Multiscale Time-Frequency Sparse Transformer Based on Partly Interpretable Method for Bearing Fault Diagnosis

Abstract

Transformer model is being gradually studied and applied in bearing fault diagnosis tasks, which can overcome the feature extraction defects caused by long-term dependencies in convolution neural network (CNN) and recurrent neural network (RNN). To optimize the structure of existing transformer-like methods and improve the diagnostic accuracy, we proposed a novel method based on the multiscale time-frequency sparse transformer (MTFST) in this paper. First, a novel tokenizer based on shot-time Fourier transform (STFT) is designed, which processes the 1D format raw signals into 2D format discrete time-frequency sequences in the embedding space. Second, a sparse self-attention mechanism is designed to eliminate the feature mapping defect in naive self-attention mechanism. Then, the novel encoder-decoder structure is presented, the multiple encoders are employed to extract the hidden feature of different time-frequency sequences obtained by STFT with different window widths, and the decoder is used to remap the deep information and connect to the classifier for discriminating fault types.
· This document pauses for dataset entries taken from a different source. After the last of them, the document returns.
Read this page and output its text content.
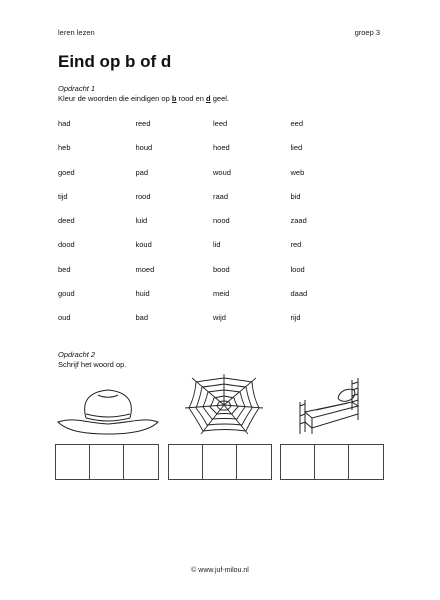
leren lezen	groep 3
Eind op b of d
Opdracht 1
Kleur de woorden die eindigen op b rood en d geel.
had	reed	leed	eed
heb	houd	hoed	lied
goed	pad	woud	web
tijd	rood	raad	bid
deed	luid	nood	zaad
dood	koud	lid	red
bed	moed	bood	lood
goud	huid	meid	daad
oud	bad	wijd	rijd
Opdracht 2
Schrijf het woord op.
© www.juf-milou.nl
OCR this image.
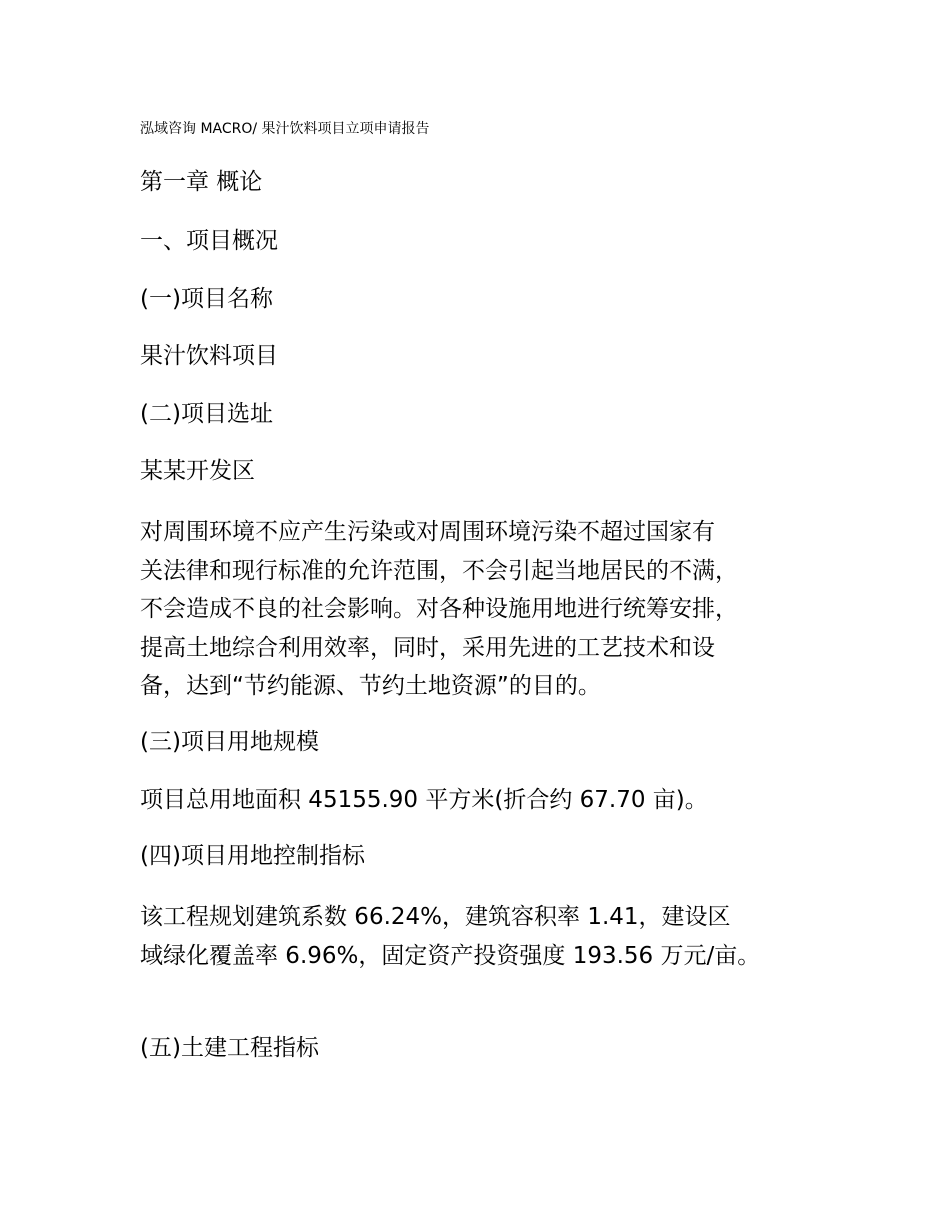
泓域咨询 MACRO/ 果汁饮料项目立项申请报告
第一章 概论
一、项目概况
(一)项目名称

果汁饮料项目

(二)项目选址

某某开发区

对周围环境不应产生污染或对周围环境污染不超过国家有
关法律和现行标准的允许范围，不会引起当地居民的不满，
不会造成不良的社会影响。对各种设施用地进行统筹安排，
提高土地综合利用效率，同时，采用先进的工艺技术和设
备，达到“节约能源、节约土地资源”的目的。

(三)项目用地规模

项目总用地面积 45155.90 平方米(折合约 67.70 亩)。

(四)项目用地控制指标

该工程规划建筑系数 66.24%，建筑容积率 1.41，建设区
域绿化覆盖率 6.96%，固定资产投资强度 193.56 万元/亩。

(五)土建工程指标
The proposed method is tested in the XJTU-SY bearing dataset and self-made experiment rig dataset, and the following work is conducted. The influences of hyperparameters on diagnosis accuracy and number of parameters are analysed in detail. The weights of the attention mechanism (AM) are visualized and analysed to study the interpretability, which explains the partly working pattern of the network. In the comparison test with other existing CNN, RNN, and transformer models, the diagnosis accuracy of different methods is statistically analysed, feature vectors are presented via the t-distributed stochastic neighbor embedding (t-SNE) method, and the proposed MTFST obtains the best accuracy and feature distribution form. The results demonstrate the effectiveness and superiority of the proposed method in bearing fault diagnosis.